В классических индийских философских системах человеческое «я» оказывалось обусловленным реальностью сверхличного духа, по отношению к которому телесное «я» — временное и преходящее явление. К тому же вера в карму как череду переселения души делает бытие каждого индивида условным, лишает его самостоятельной ценности. «В восточных культурах человек осознает себя и воспринимается во многом в зависимости от той среды, в которой он действует. Человек рассматривается как совокупность партикулярных обязательств и ответственности, вытекающих из его принадлежности к семье, общине, клану, религиозной общине, государству» [2, 247, 248].

Это коренным образом отличает общества Южной Азии от Западной Европы. Если в странах Западной Европы рост неравенства (социального и экономического) был двигателем прогресса, то в Южной Азии, наоборот, ликвидация неравенства ускоряет прогресс [1, 185]. Экономическое неравенство приводит, например, к тому, что преуспевающая часть общества вкладывает деньги не в производство, а в средства роскоши, поэтому единственным путем расширения производства остается консервация всего населения в одинаково бедном состоянии и использование национального дохода для развития производства, инфраструктуры, образования и т. д. И Мюрдаль делает вывод: «Вне всякого сомнения, такое рассмотрение проблемы равенства должно привести к радикальным политическим выводам. Ссылки на западный опыт, не учитывающие условий, характерных для Южной Азии, приводят к довольно консервативным выводам» [1, 186].

Однако эгалитаризм соседствует в культуре Индии со своей противоположностью. «В Индии веками скрупулезно соблюдаются классовые и имущественные различия, а личные отношения характеризуются бессердечностью, поражающей иностранного наблюдателя. Многие из тех, кто искренне выступает за радикальные эгалитарные реформы, проявляют грубость и подчас бессмысленную жестокость, когда сталкиваются с представителями низших слоев населения не как с общественной группой, а как с отдельными индивидуумами. Не удивительно, что в стране с такими устоявшимися взглядами и привычками шумные требования экономической и социальной революции имеют чаще всего показной характер. За этим стоят интересы могущественного крупного капитала, выделяющего необходимые средства для политической деятельности. Большой опыт подсказал им, что радикальные заявления могут служить успокоением для "радикалов" и подменять реальные действия.
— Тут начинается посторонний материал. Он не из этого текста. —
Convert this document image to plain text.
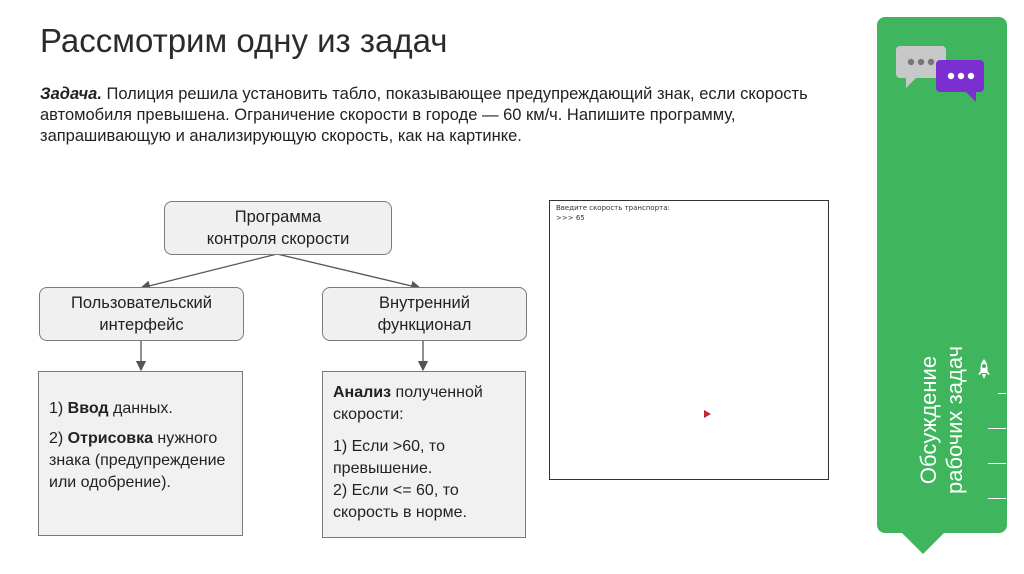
Рассмотрим одну из задач
Задача. Полиция решила установить табло, показывающее предупреждающий знак, если скорость автомобиля превышена. Ограничение скорости в городе — 60 км/ч. Напишите программу, запрашивающую и анализирующую скорость, как на картинке.
Программа
контроля скорости
Пользовательский
интерфейс
Внутренний
функционал

1) Ввод данных.

2) Отрисовка нужного знака (предупреждение или одобрение).

Анализ полученной скорости:

1) Если >60, то превышение.

2) Если <= 60, то скорость в норме.

Введите скорость транспорта:
>>> 65
Обсуждение рабочих задач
Индия управляется избранной группой людей из высших слоев населения, которые используют политическую власть для защиты своего привилегированного положения. Большинство членов парламента и законодательных собраний, избранных в результате всеобщих выборов, принадлежит к привилегированным классам. Они, не мешкая, голосуют за высокие оклады для себя и строительство домов с удобствами гораздо выше среднего уровня. Награждая себя политическими постами, присваивая привилегии, прибегая к различным видам коррупции, они часто извлекают еще больше выгод из своего положения как представителей народа. Естественно, эти политики не хотят принимать реформ, которые могли бы эффективно урезать власть и богатство высших слоев общества. Им противостоят массы, которые чрезвычайно бедны, забиты и безгласны, разъединены кастовой системой, обременены общинными узами. Они не организованы в такой мере, чтобы предъявить высшим слоям общества требования о более справедливом обращении. Они даже не представляют достаточно ясно свое бедственное положение и считают, что их тяжелая судьба предопределена небесами» [1, 192—193].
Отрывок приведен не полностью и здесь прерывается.